Dans le cadre de la lutte contre le terrorisme, le crime organisé, et l’immigration illégale, la police européenne a depuis 2005 –  dans le cadre d’une coopération transfrontalière – accès aux bases de données d’empreintes digitales, d’ADN et d’immatriculation, une coopération formalisée dans le traité de Prüm, qui a été signé par l’Allemagne, l’Autriche, la Belgique, l’Espagne, la France, le Luxembourg, et les Pays-Bas.

Aujourd’hui un nouveau rapport, qui peut s’apparenter à une proposition de « traité de Prüm seconde génération » et hautement attentatoire aux libertés publiques,  serait en pourparlers.

Ce projet a été diffusé auprès des responsables européens et nationaux en novembre 2019, il a été communiqué au journal The Intercept par un lanceur d’alerte peu conventionnel : un responsable européen préoccupé par sa teneur ! Ce que le journal révèle dans un article au titre évocateur,  écrit avec le soutien de Journalismfund.eu : « Des rapports divulgués montrent que la police de l’UE prévoit un réseau paneuropéen de bases de données de reconnaissance faciale »

Sans rappeler l’absence de bilan sur l’efficience de nombreuses technologies dédiées à la prévention des délits et des crimes, sans souligner le déni de recherches démontrant leur inefficacité (cf.

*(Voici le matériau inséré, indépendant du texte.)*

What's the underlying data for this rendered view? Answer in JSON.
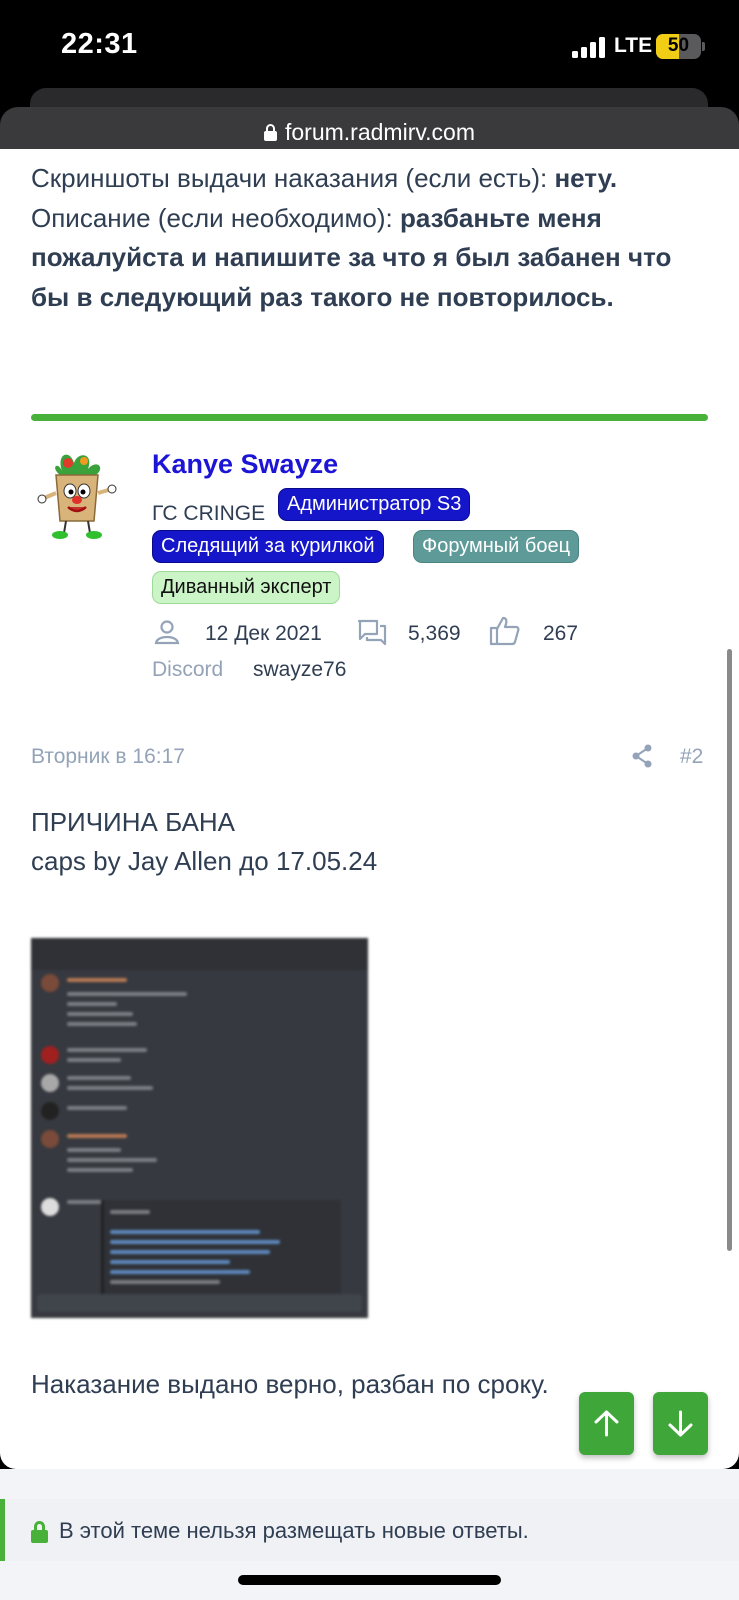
{
  "status_bar": {
    "time": "22:31",
    "network": "LTE",
    "battery": "50",
    "battery_level": 0.5
  },
  "browser": {
    "url": "forum.radmirv.com"
  },
  "prev_post": {
    "screenshots_label": "Скриншоты выдачи наказания (если есть): ",
    "screenshots_value": "нету.",
    "description_label": "Описание (если необходимо): ",
    "description_value": "разбаньте меня пожалуйста и напишите за что я был забанен что бы в следующий раз такого не повторилось."
  },
  "author": {
    "name": "Kanye Swayze",
    "title": "ГС CRINGE",
    "badges": [
      {
        "label": "Администратор S3"
      },
      {
        "label": "Следящий за курилкой"
      },
      {
        "label": "Форумный боец"
      },
      {
        "label": "Диванный эксперт"
      }
    ],
    "joined": "12 Дек 2021",
    "messages": "5,369",
    "reactions": "267",
    "discord_label": "Discord",
    "discord_value": "swayze76",
    "icons": [
      "user-icon",
      "messages-icon",
      "thumbs-up-icon"
    ]
  },
  "post": {
    "date": "Вторник в 16:17",
    "number": "#2",
    "reason_title": "ПРИЧИНА БАНА",
    "reason_text": "caps by Jay Allen до 17.05.24",
    "verdict": "Наказание выдано верно, разбан по сроку."
  },
  "footer": {
    "notice": "В этой теме нельзя размещать новые ответы."
  },
  "colors": {
    "accent_green": "#47b139",
    "link_blue": "#1d15d6",
    "badge_blue": "#1515c9",
    "badge_teal": "#5e9b98",
    "badge_light_green": "#ccf5c7",
    "text": "#2f3e52",
    "muted": "#94a3b8"
  }
}
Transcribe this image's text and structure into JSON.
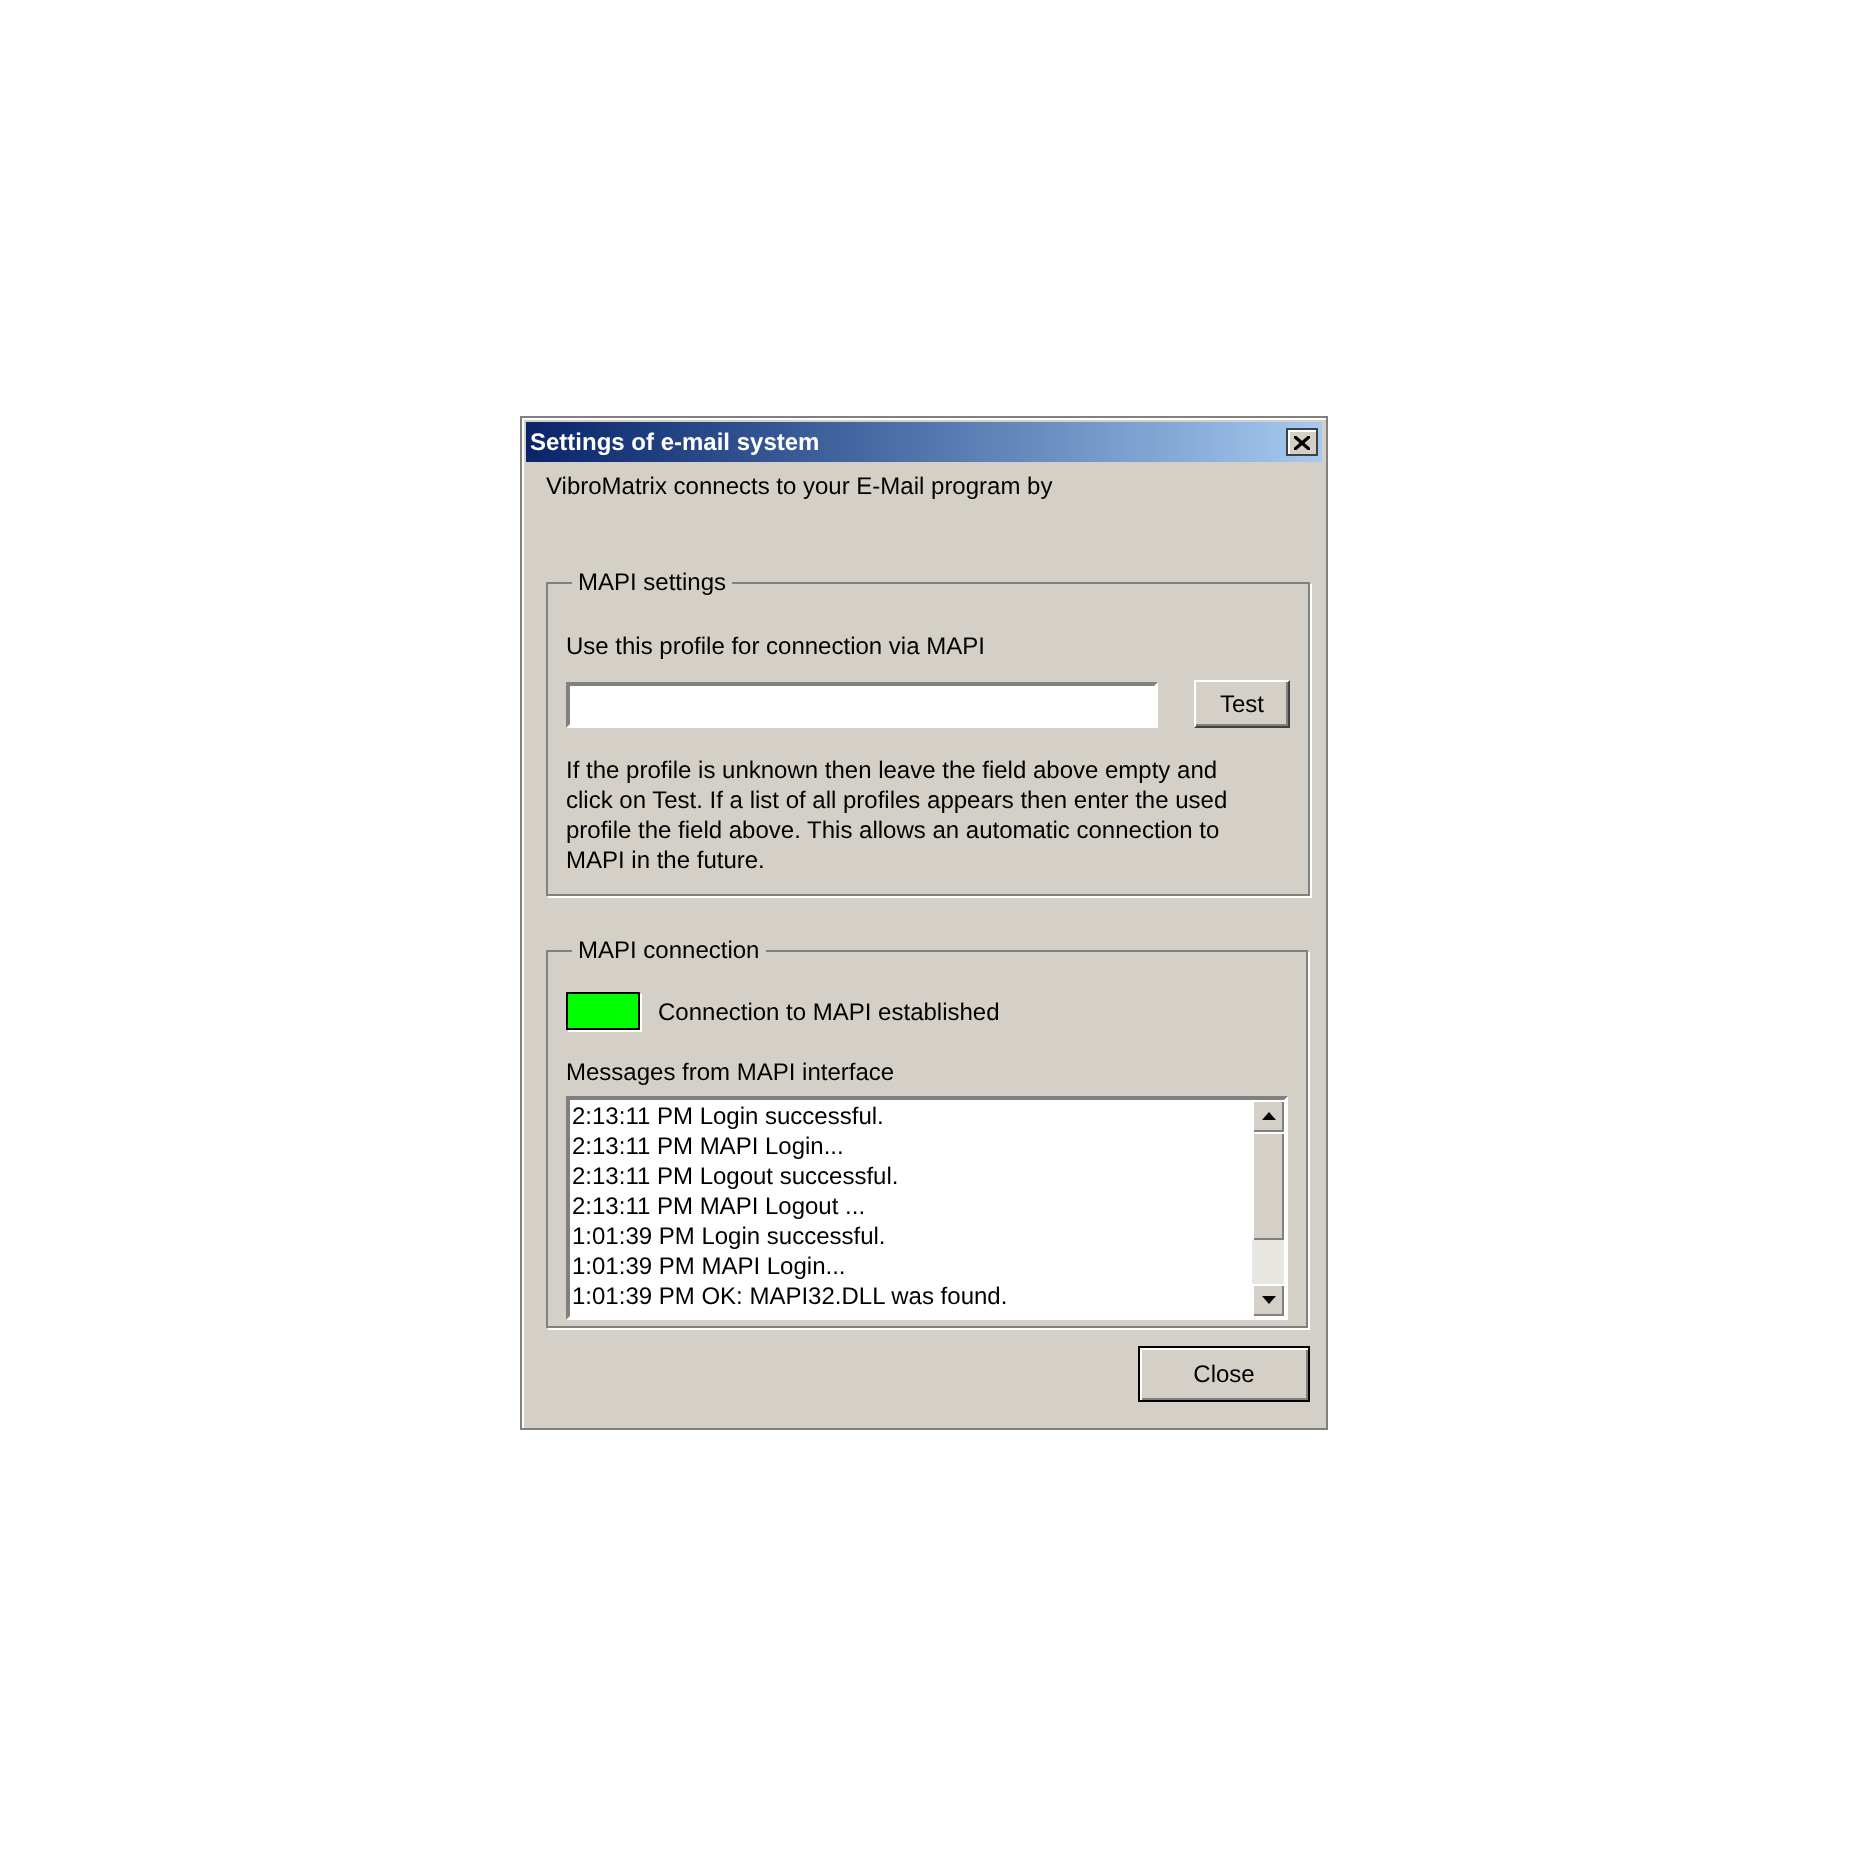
{
  "window": {
    "title": "Settings of e-mail system",
    "intro": "VibroMatrix connects to your E-Mail program by"
  },
  "mapi_settings": {
    "title": "MAPI settings",
    "label": "Use this profile for connection via MAPI",
    "test_button": "Test",
    "help": "If the profile is unknown then leave the field above empty and click on Test. If a list of all profiles appears then enter the used profile the field above. This allows an automatic connection to MAPI in the future."
  },
  "mapi_connection": {
    "title": "MAPI connection",
    "connected": true,
    "status": "Connection to MAPI established",
    "messages_label": "Messages from MAPI interface",
    "messages": [
      "2:13:11 PM Login successful.",
      "2:13:11 PM MAPI Login...",
      "2:13:11 PM Logout successful.",
      "2:13:11 PM MAPI Logout ...",
      "1:01:39 PM Login successful.",
      "1:01:39 PM MAPI Login...",
      "1:01:39 PM OK: MAPI32.DLL was found."
    ]
  },
  "buttons": [
    "Close"
  ]
}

Sécurité, vidéosurveillance, radicalisation : le bilan sans concession du sociologue Laurent Mucchielli ), force est de constater que le projet qui va être évoqué ne fait pas l’objet d’une campagne de promotion médiatique auprès de la population cible : l’ensemble des citoyens des États membres… et pour cause…

Toujours plus de la même chose, mais en pire ?

Sans renier la légitimité de bases de données recensant les criminels, il est une différence entre cette légitimité et considérer l’ensemble des citoyens européens comme des criminels potentiels, a priori.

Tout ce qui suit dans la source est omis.